Description John Wilander 2019-10-02 18:10:51 PDT 
We should downgrade document.referrer for all third-party iframes to match the downgrade of all HTTP referrers for third-party resources.
Comment 1 John Wilander 2019-10-02 18:11:12 PDT 
<rdar://problem/55786397>
Comment 2 John Wilander 2019-10-02 18:16:27 PDT 
Created attachment 380074 [details]
Patch
Comment 3 John Wilander 2019-10-03 10:37:56 PDT 
Created attachment 380129 [details]
Patch
Comment 4 John Wilander 2019-10-03 10:38:34 PDT 
Fixed the one remaining test failure (http/tests/media/media-stream/enumerate-devices-source-id.html).
Comment 5 John Wilander 2019-10-03 11:14:41 PDT 
Created attachment 380144 [details]
Patch
Comment 6 John Wilander 2019-10-03 11:15:04 PDT 
Fixed style error.
Comment 7 Brent Fulgham 2019-10-03 11:23:52 PDT 
Comment on attachment 380144 [details]
Patch

View in context: https://bugs.webkit.org/attachment.cgi?id=380144&action=review

Looks like a good change.
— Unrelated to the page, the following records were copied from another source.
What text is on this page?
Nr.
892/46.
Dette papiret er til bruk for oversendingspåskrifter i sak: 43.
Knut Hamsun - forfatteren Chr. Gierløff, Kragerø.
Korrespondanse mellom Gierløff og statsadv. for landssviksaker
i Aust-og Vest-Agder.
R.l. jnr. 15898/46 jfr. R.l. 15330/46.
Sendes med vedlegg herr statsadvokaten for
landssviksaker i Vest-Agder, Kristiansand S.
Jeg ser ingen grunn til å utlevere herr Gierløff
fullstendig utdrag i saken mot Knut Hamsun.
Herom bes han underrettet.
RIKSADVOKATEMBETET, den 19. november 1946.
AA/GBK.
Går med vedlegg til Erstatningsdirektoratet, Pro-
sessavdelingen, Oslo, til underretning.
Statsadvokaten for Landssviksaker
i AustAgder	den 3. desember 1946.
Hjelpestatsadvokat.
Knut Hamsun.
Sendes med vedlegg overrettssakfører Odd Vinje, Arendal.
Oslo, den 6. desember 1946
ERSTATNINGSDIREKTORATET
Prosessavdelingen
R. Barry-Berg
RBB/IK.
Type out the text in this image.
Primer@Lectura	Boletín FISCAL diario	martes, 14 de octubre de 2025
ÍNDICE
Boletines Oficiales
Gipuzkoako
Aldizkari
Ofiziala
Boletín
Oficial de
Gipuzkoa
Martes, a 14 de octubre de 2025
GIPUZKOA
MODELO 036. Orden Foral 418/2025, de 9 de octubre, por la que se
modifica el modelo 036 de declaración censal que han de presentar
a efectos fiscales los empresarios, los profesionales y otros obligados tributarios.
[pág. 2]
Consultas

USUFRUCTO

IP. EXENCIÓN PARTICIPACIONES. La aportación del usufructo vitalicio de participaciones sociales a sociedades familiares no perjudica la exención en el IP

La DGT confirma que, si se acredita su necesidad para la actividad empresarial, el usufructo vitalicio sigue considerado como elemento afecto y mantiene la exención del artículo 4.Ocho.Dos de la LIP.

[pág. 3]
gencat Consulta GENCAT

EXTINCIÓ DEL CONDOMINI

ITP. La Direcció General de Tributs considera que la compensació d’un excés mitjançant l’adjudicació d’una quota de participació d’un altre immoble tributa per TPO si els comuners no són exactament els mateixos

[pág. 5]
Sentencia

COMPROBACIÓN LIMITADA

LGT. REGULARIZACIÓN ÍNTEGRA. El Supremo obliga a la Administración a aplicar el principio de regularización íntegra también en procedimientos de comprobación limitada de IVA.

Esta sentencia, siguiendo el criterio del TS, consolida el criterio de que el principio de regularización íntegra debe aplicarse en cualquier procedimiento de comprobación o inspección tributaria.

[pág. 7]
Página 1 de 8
It seems like some code could be consolidated.

> Source/WebCore/dom/Document.cpp:4858
> +                return m_referrerOverride;

Could this just call 'Document::downgradeReferrerToRegistrableDomain()'? Or could this code be shared with that method?

> LayoutTests/http/tests/media/media-stream/enumerate-devices-source-id.html:12
> +                internals.setResourceLoadStatisticsEnabled(false);

Lol. So many tests need ITP off. :-)
Comment 8 John Wilander 2019-10-03 12:03:28 PDT 
(In reply to Brent Fulgham from comment #7)
> Comment on attachment 380144 [details]
> Patch
> 
> View in context:
> https://bugs.webkit.org/attachment.cgi?id=380144&action=review
> 
> Looks like a good change. It seems like some code could be consolidated.

Thanks!
> > Source/WebCore/dom/Document.cpp:4858
> > +                return m_referrerOverride;
> 
> Could this just call 'Document::downgradeReferrerToRegistrableDomain()'? Or
> could this code be shared with that method?

I thought about that but removing subdomains is more aggressive so I'd like to start with just the origin. downgradeReferrerToRegistrableDomain() is for the ITP 2.3 change after certain navigations whereas this change is across the board.

> > LayoutTests/http/tests/media/media-stream/enumerate-devices-source-id.html:12
> > +                internals.setResourceLoadStatisticsEnabled(false);
> 
> Lol. So many tests need ITP off. :-)

Yes. 🙄 We should remember to file an issue with WHATWG and/or W3C to allow downgraded referrers by default in web platform tests.
Comment 9 John Wilander 2019-10-03 13:10:58 PDT 
Created attachment 380155 [details]
Patch for landing
Comment 10 WebKit Commit Bot 2019-10-03 13:50:42 PDT 
Comment on attachment 380155 [details]
Patch for landing

Clearing flags on attachment: 380155

Committed r250676: <https://trac.webkit.org/changeset/250676>
Comment 11 WebKit Commit Bot 2019-10-03 13:50:43 PDT 
All reviewed patches have been landed.  Closing bug.